The Thing About Andrea Is

Every woman who has had experience with sexual violence of any kind has not just pain, and not just hurt, but has knowledge. Knowledge of male supremacy. Knowledge of what it is. Knowledge of what it feels like. And can begin to think strategically about how to stop it. We are living under a reign of terror. Now what I want to say is that I want us to stop accepting that that’s normal. And the only way that we can stop accepting that that’s normal is if we refuse to have amnesia everyday of our lives. –Andrea Dworkin From “Terror, Torture, and Resistance”, keynote speech at Canadian Mental Health Association, Fall 1991

The thing about Andrea is that she took women seriously
Elliott Femynye batTzedek

The thing about Andrea is that she took women seriously, and she took what happened to women seriously. To take what happens to women seriously means believing women, but also so much more. To truly take women seriously is to understand not just that things – often horrible, violent, soul-rending things – happen to us but that we make meaning from these events, that no matter how broken violent acts against us may leave us, we learn from them truth about the world and a way to analyze gender, race, class, disability, and all other power structures.

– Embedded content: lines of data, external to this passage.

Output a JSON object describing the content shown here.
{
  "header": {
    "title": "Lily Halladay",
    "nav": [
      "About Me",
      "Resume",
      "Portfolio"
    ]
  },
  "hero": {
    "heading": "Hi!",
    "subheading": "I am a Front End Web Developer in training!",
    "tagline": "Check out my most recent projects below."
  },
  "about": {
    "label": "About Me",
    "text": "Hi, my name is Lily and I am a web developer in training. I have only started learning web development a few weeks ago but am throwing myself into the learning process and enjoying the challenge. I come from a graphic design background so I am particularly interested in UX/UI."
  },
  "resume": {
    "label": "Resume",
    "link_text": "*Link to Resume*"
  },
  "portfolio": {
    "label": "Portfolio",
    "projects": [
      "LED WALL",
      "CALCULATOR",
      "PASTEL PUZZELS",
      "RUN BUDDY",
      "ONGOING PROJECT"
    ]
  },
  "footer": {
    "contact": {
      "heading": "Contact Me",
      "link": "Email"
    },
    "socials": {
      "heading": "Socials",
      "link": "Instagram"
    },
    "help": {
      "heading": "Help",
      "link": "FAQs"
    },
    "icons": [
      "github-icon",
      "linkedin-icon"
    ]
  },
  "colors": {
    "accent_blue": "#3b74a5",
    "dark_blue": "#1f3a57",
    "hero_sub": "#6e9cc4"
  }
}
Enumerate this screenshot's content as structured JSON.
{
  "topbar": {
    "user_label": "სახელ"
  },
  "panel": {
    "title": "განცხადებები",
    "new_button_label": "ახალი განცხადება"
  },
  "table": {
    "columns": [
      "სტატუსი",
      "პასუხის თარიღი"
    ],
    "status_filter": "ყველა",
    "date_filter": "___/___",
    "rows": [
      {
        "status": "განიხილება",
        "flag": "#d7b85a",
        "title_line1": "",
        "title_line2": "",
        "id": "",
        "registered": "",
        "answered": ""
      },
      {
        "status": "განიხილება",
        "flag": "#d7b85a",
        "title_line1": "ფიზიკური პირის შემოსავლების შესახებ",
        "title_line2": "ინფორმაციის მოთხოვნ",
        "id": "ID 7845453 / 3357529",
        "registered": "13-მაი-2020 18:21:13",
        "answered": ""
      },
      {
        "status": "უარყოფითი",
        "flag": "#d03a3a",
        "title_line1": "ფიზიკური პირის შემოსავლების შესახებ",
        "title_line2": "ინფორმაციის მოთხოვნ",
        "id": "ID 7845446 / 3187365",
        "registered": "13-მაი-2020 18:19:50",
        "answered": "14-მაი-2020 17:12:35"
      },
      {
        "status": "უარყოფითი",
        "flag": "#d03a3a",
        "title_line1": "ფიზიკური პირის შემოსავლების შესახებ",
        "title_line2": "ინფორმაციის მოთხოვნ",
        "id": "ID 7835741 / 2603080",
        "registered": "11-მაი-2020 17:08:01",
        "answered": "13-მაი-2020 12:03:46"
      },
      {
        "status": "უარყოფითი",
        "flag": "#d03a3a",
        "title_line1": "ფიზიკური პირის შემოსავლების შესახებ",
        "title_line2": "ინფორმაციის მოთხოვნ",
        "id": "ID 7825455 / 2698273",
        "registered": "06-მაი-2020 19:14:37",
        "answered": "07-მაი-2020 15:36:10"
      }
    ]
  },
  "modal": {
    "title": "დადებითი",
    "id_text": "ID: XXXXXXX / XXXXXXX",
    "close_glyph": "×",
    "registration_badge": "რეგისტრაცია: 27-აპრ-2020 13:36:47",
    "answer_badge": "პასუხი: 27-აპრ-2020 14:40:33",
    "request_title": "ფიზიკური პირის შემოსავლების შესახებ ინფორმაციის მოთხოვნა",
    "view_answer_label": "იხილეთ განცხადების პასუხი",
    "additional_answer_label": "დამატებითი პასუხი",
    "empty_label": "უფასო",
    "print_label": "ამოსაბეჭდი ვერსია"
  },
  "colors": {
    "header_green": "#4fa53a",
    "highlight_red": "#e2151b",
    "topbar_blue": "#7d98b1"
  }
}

Because Andrea took women seriously, I found in her words someone who believed that what happened to me did actually happen, in all of its particularity, and I found someone who insisted – with tremendous power – that the particular sadistic and predacious acts that had been done to me left me with more than just a vast wilderness of pain and despair. What I and so many others had lost was nearly everything down to bedrock, but what we had gained was knowledge, knowledge that obligated us to act to help ourselves and other women. Andrea, at least in her public persona, believed women but was no one’s therapist or consoler. Her mission was not to make us feel better, but to make us feel the urgency of working together to use what we’ve learned to organize and stop, or at least interrupt, men’s violence against women. No wonder that so many women who knew what she said to be true nonetheless turned away from her, or attacked her. Women had come to expect to hear Feminists say, “I’m so sorry you were hurt, but we know a lot about this kind of hurt, and here’s a phone number of someone who will be able to help you.” What Andrea asked instead is that they consider how to make the violence stop completely by thinking hard about their lives and, in Audre Lorde’s words, making plans for “how they will use what they know in the service of what they say they believe.” (A challenge Audre constantly threw to her audiences about racism. Funny how women didn’t turn on Audre.)

Andrea’s public voice, taking women seriously and insisting that we act on what we know, was such essential truth that it became part of my essential understanding of the world, and I stopped thinking of these ideas as Andrea’s and thought of them only as the way the world is. I learned from many women the audacity to write about men’s abuse of women and children, and to write about it in a way that is honest and as disturbing as necessary and not remotely titillating; the insistence that this abuse was a topographic map of gender in the real world, and that we had to learn to read that map to find our way out of the wilderness – this was, and is, pure Andrea. Pure Andrea, in the way that purity can be so clear and self-evident and logical that the only counter-strategy is willful denial– to deny, denigrate, defile, defame, vilify, libel, taint, slur, slander, asperse, dishonor, decry, deface, distort, or pervert in any twisted way possible Andrea’s words, Andrea’s meaning, and Andrea herself.

Andrea’s words, Andrea’s meaning, Andrea herself. Andrea’s odd role in our wider culture, as both an obscene caricature of the ever-looming, all-powerful, castrating, porn-destroying, sexual-freedom loathing mother/wife/Lilith/succubus icon, and as a woman desaparecida, completely and utterly. Vacillating between the implications of these extremes, daring to hope that she did change everything – because she did, by inventing the concepts and vocabulary that allowed real conversation to begin about men’s right to do violence against women – and bitterly, exhaustedly fearing that she changed nothing – three doors down from the site of her memorial in New York City, a theater was showing “Deep Throat” – what am I, what are any of us, to do with Andrea’s words and Andrea’s meaning but not Andrea herself?

Because the thing about Andrea is that she took women seriously, and so gave women the tools to take our selves seriously, and the challenge to take ourselves seriously. And the burden of taking ourselves seriously. Most writers, most eulogists or other rhetoricians, would now close by asking, “Do we dare rise to this challenge and burden?” But Andrea, I think, demands that we ask ourselves, “Do we dare not?”